A better understanding of cancer epidemiology among people with ID will also inform tailored strategies for cancer prevention and screening. This concerns who to target, as the relevant ages and types of cancer to screen for may be different, and screening methods (eg, mammograms where people are unable to stand or stay still) may require consideration of alternative methods (eg, ultrasound) rather than no screening. Research on shared decision-making throughout the screening pathway is a priority, supported by easy-to-understand educational materials and tools that are able to balance the evidence-based risks and benefits of screening for people with ID. Implementation research focused on removing existing barriers to screening is essential and needs to be prioritised.4

Cancer diagnoses in people with ID are made at later stages than in the general population.5 Research priorities include understanding the natural history of cancer in people with ID and identifying potential factors associated with delayed diagnoses.6 What symptoms are most likely to be misinterpreted or overlooked, and in what circumstances? Preferably, this requires longitudinal studies with linkage to medical records. This may help raise awareness of cancer risks and improve the training of healthcare providers and caregivers in recognising cancer symptoms in individuals with ID.

Treating cancer in patients with ID often necessitates deviations from standard protocols, as factors like tolerated doses and safety procedures can vary based on the level of disability and underlying aetiology.7 Existing oncological guidelines lack specific detail, leaving treatment adaptations to the interpretation of the oncology team, with expertise from ID specialists rarely incorporated. Existing literature guidance primarily comprises case reports on specific combinations of cancer types and ID syndromes, but there is a need for systematic collection, review and analysis to consolidate existing evidence and inform treatment guidelines and reasonable adjustments. Research is also required to tailor approaches to involve people with ID meaningfully in treatment decision-making processes and take legal frameworks related to consent and decision-making capacity into account.

Significant progress has been made in understanding and addressing the unique needs of individuals with ID in palliative care settings,8 although this knowledge has yet to be fully integrated into oncology care. Moreover, research on cancer survivorship among individuals with ID remains scarce.9 Understanding the long-term effects of cancer treatment, psychosocial support needs and health outcomes post-treatment is an urgent research priority for developing comprehensive survivorship care programmes tailored to the needs of this population.

Bridging research gaps necessitates a multidisciplinary and international approach, fostering collaborations to obtain larger datasets and align methodologies across studies. Buy-in from funders is crucial, with international initiatives such as the UN Convention on the Rights of Persons with Disabilities and the EU Beat Cancer Plan providing frameworks for future research design. However, while these initiatives offer broad opportunities, they do not fully address the unique challenges in oncology care for individuals with ID. There is a need for greater advocacy to ensure that the divergent oncological care needs of this population are adequately addressed within funding programmes.

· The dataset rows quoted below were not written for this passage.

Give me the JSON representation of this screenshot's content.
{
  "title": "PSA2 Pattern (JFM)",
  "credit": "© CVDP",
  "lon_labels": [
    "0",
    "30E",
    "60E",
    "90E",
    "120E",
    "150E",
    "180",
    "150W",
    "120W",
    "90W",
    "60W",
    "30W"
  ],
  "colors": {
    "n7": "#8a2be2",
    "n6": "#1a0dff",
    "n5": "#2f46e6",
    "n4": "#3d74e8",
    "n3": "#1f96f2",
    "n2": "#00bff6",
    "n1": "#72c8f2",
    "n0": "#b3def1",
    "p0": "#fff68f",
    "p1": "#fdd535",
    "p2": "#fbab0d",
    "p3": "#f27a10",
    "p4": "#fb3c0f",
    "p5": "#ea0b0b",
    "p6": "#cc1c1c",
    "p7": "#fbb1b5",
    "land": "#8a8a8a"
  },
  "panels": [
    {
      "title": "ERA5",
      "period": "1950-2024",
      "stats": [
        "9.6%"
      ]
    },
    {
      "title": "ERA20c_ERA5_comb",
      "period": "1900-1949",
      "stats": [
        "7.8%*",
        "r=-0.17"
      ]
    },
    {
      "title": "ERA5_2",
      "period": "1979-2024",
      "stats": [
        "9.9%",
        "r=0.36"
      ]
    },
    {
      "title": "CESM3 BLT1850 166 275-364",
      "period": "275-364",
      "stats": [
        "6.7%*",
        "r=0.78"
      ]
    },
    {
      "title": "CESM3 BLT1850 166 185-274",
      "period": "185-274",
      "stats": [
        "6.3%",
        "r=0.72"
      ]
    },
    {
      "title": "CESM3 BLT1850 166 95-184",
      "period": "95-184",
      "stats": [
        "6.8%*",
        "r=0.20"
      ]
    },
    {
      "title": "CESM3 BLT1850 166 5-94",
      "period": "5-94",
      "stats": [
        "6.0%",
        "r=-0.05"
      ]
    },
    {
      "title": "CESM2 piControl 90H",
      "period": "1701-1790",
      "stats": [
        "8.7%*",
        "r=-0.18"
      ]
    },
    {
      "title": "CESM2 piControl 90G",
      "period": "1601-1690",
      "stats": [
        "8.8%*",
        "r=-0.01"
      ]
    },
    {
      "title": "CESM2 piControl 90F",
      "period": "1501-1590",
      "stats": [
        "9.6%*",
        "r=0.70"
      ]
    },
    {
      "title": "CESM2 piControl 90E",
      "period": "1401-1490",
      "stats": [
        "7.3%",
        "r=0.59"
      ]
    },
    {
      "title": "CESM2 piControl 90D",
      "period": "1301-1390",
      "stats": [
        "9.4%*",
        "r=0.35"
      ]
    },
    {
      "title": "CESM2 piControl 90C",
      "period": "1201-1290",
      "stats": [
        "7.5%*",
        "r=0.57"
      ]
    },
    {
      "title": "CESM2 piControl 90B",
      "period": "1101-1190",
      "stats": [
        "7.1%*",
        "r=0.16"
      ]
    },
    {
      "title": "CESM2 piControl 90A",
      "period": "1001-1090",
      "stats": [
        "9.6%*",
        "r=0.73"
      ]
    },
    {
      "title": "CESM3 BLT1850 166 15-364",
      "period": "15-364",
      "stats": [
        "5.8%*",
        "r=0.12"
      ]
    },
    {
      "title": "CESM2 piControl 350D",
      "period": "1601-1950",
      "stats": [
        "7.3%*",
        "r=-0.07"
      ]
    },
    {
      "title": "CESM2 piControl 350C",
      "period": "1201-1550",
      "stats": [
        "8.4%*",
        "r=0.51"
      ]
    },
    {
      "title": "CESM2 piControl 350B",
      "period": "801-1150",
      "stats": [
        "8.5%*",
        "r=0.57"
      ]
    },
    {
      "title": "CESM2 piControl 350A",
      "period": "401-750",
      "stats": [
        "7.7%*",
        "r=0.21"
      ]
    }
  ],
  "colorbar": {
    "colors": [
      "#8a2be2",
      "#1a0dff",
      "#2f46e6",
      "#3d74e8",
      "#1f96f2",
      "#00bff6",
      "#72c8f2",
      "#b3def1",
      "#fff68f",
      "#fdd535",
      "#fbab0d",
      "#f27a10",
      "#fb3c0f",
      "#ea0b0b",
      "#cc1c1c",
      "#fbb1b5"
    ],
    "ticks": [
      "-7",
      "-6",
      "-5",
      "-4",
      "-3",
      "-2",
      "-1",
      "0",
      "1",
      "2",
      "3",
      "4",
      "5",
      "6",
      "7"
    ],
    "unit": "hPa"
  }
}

Additionally, community engagement and the inclusion of people with ID in research design and implementation are paramount.10 Their perspectives and experiences are invaluable in shaping research priorities and ensuring that interventions are relevant and effective for this population.

We are failing to address the disparities in cancer care for people with ID. As an oncological community, there is a need for collective action from researchers, clinicians, policymakers and advocacy groups to advance research and improve cancer outcomes for this vulnerable population.